Decide Tax Regimes Now: Sec 115BAC is the default. Do the math to see if the old regime's 80C/HRA benefits outweigh the new regime's standard ₹7L tax-free threshold.
Protect the 45-Day Limit: Section 43B(h) will destroy your tax planning if you habitually delay MSME vendor payments.
13-Week Cash is King: Build a rolling 13-week cash flow model immediately. Annual budgets are theoretical; weekly cash flow is reality.
Insure the Data: Buy cyber insurance this April to hedge against the severe penalties of the new DPDP Act.
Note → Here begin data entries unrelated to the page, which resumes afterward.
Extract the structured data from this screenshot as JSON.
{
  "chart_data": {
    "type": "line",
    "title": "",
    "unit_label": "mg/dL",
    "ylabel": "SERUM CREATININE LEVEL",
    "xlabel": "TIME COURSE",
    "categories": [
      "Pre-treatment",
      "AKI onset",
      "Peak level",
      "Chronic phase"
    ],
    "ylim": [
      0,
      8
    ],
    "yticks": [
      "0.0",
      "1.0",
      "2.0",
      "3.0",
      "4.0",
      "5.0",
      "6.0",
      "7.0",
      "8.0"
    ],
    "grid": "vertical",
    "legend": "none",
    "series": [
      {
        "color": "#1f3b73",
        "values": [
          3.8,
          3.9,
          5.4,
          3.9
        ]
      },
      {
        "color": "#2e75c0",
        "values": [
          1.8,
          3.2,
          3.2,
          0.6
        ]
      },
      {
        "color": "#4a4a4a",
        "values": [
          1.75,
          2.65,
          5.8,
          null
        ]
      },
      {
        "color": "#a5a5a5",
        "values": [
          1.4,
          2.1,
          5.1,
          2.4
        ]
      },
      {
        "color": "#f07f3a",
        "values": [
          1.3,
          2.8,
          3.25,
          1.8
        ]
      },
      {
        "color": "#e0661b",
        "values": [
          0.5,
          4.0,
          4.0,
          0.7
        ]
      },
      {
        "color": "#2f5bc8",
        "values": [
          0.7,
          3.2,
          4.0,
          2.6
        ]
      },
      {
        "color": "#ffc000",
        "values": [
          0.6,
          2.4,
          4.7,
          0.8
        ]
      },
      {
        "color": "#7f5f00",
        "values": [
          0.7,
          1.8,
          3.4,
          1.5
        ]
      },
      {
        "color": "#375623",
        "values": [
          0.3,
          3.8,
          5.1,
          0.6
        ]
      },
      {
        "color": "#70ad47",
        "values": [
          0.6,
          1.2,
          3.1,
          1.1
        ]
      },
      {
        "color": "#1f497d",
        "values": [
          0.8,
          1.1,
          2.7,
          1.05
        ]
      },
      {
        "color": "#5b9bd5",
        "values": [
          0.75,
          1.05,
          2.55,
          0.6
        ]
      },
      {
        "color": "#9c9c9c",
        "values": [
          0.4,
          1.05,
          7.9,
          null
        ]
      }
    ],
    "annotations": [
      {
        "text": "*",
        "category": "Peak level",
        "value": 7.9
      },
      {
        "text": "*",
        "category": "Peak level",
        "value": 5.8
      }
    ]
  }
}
Yes, a budget is a living document. We recommend an AOP (Annual Operating Plan) review at the end of Q2 (September 30) to reallocate unspent budgets or adjust runway based on actual H1 revenue.
Do not wait until December. GSTR-9 (Annual Return) reconciliations should begin in April by auditing your GSTR-2B vs. books for the previous financial year to catch ineligible ITC claims early.
Yes, if your turnover crosses ₹2 Cr to ₹10 Cr, a Virtual CFO can build your 13-week cash flow models and KPI dashboards at a fraction of the cost of a full-time finance head.
Under Section 44AB, if 95% or more of your business receipts and payments are digital (non-cash), the tax audit threshold is elevated to ₹10 Crore turnover. Otherwise, it is ₹1 Crore.